- Premier League
- J30
- Liverpool-Burnley
On est allé boire une pinte au Royal Dyche
En cas de scénario apocalyptique, soit si Burnley devait lever des murs pour se protéger des assaillants et vivre en autarcie, c’est probablement Sean Dyche qui serait porté à la tête de la ville. En attendant, l’entraîneur des Clarets compte des légions de fans et un pub à son nom. Un rade chaleureux à quatre minutes du stade, où l’on vient vider des coups, parler football et mettre de la couleur dans une vie grise.

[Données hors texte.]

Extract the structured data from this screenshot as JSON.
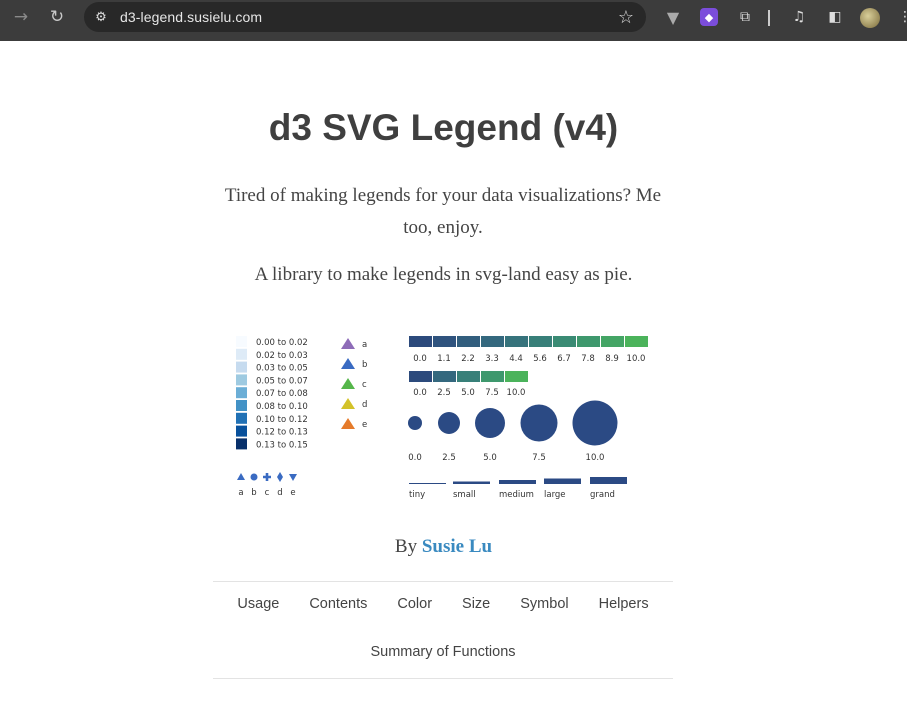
{
  "browser": {
    "url": "d3-legend.susielu.com",
    "icons": [
      "back-arrow-icon",
      "reload-icon",
      "site-info-icon",
      "bookmark-star-icon",
      "vue-devtools-icon",
      "extension-icon",
      "puzzle-icon",
      "media-control-icon",
      "side-panel-icon",
      "profile-avatar",
      "kebab-menu-icon"
    ]
  },
  "page": {
    "title": "d3 SVG Legend (v4)",
    "tagline": "Tired of making legends for your data visualizations? Me too, enjoy.",
    "subtagline": "A library to make legends in svg-land easy as pie.",
    "byline_prefix": "By",
    "author": "Susie Lu"
  },
  "legend_preview": {
    "color_scale": {
      "labels": [
        "0.00 to 0.02",
        "0.02 to 0.03",
        "0.03 to 0.05",
        "0.05 to 0.07",
        "0.07 to 0.08",
        "0.08 to 0.10",
        "0.10 to 0.12",
        "0.12 to 0.13",
        "0.13 to 0.15"
      ],
      "colors": [
        "#f7fbff",
        "#deebf7",
        "#c6dbef",
        "#9ecae1",
        "#6baed6",
        "#4292c6",
        "#2171b5",
        "#08519c",
        "#08306b"
      ]
    },
    "triangle_legend": {
      "labels": [
        "a",
        "b",
        "c",
        "d",
        "e"
      ],
      "colors": [
        "#8e6cb8",
        "#3a6bc2",
        "#55b64a",
        "#d3c22a",
        "#e57b2b"
      ]
    },
    "symbol_row": {
      "labels": [
        "a",
        "b",
        "c",
        "d",
        "e"
      ],
      "color": "#3a6bc2"
    },
    "viridis_horizontal_1": {
      "labels": [
        "0.0",
        "1.1",
        "2.2",
        "3.3",
        "4.4",
        "5.6",
        "6.7",
        "7.8",
        "8.9",
        "10.0"
      ],
      "colors": [
        "#2c4a7c",
        "#2f537e",
        "#325e7e",
        "#34687e",
        "#36737c",
        "#387f79",
        "#3a8b74",
        "#3e986d",
        "#44a565",
        "#4bb35b"
      ]
    },
    "viridis_horizontal_2": {
      "labels": [
        "0.0",
        "2.5",
        "5.0",
        "7.5",
        "10.0"
      ],
      "colors": [
        "#2c4a7c",
        "#34687e",
        "#388079",
        "#3e986d",
        "#4bb35b"
      ]
    },
    "size_circles": {
      "labels": [
        "0.0",
        "2.5",
        "5.0",
        "7.5",
        "10.0"
      ],
      "color": "#2b4a84"
    },
    "line_widths": {
      "labels": [
        "tiny",
        "small",
        "medium",
        "large",
        "grand"
      ],
      "color": "#2b4a84"
    }
  },
  "nav": {
    "items": [
      "Usage",
      "Contents",
      "Color",
      "Size",
      "Symbol",
      "Helpers"
    ],
    "second_row": "Summary of Functions"
  }
}
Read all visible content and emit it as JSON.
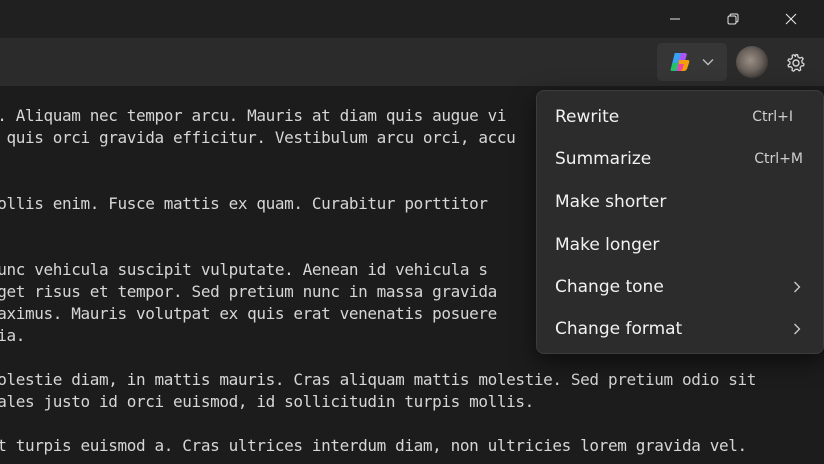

De la gare au pub, il faut marcher vingt minutes. Un trajet fait de parkings de supermarchés, d’un McDo et de trottoirs mal entretenus. Sans surprise, Burnley, 80 000 habitants, n’est pas ce qui se fait de plus beau en Angleterre, une petite ville comme un tableau qu’il ne vaut mieux pas éclairer. La cité du Lancashire appartient à un pays aux couleurs ternes, dont la lumière descendue du ciel est filtrée par une couche de nuages qui paraît accrochée au plafond depuis toujours et n’éclaire que faiblement des rues mornes. Dans l’artère de Turf Moor, le stade de l’équipe locale, les parois sont décaties et on imagine, à l’intérieur, des papiers peints fleuris sans éclat, dessinés par des ouvriers qui semblent ne jamais avoir vu de vraies fleurs.
Bottes en caoutchouc
Derrière une porte en bois, cachée par une foule de collégiens en uniforme, on entend résonner un vieux tube des Kinks. La chaleur est là. On imagine déjà la tête du patron, un homme un brin bourru, entre deux âges, avec de l’embonpoint, mais des bras saillants. On a complètement tort. Dévalant les escaliers à toute vitesse, sur la pointe des pieds, le visage impassible, le boss des lieux tend une main gracile. Justine Lorriman, en blue jean et fin col roulé gris, des cheveux noirs tirés en arrière, est un peu pressée. Elle a une valise à finir avant de filer à l’aéroport de Manchester, direction des vacances méritées aux Philippines. « Vous savez, j’ai l’habitude, lâche-t-elle, à peine posée sur un tabouret au coussin bleu ciel. Parfois, des clients entrent dans le pub, cherchent le patron et sont surpris quand je m’approche d’eux. Puis on leur explique. » Le regard du client passe de l’inquisition un brin agacée au respect, à l’idée qu’une jeune femme de 27 ans ait « les tripes » de reprendre un pub, qui plus est dans un quartier loin d’être huppé.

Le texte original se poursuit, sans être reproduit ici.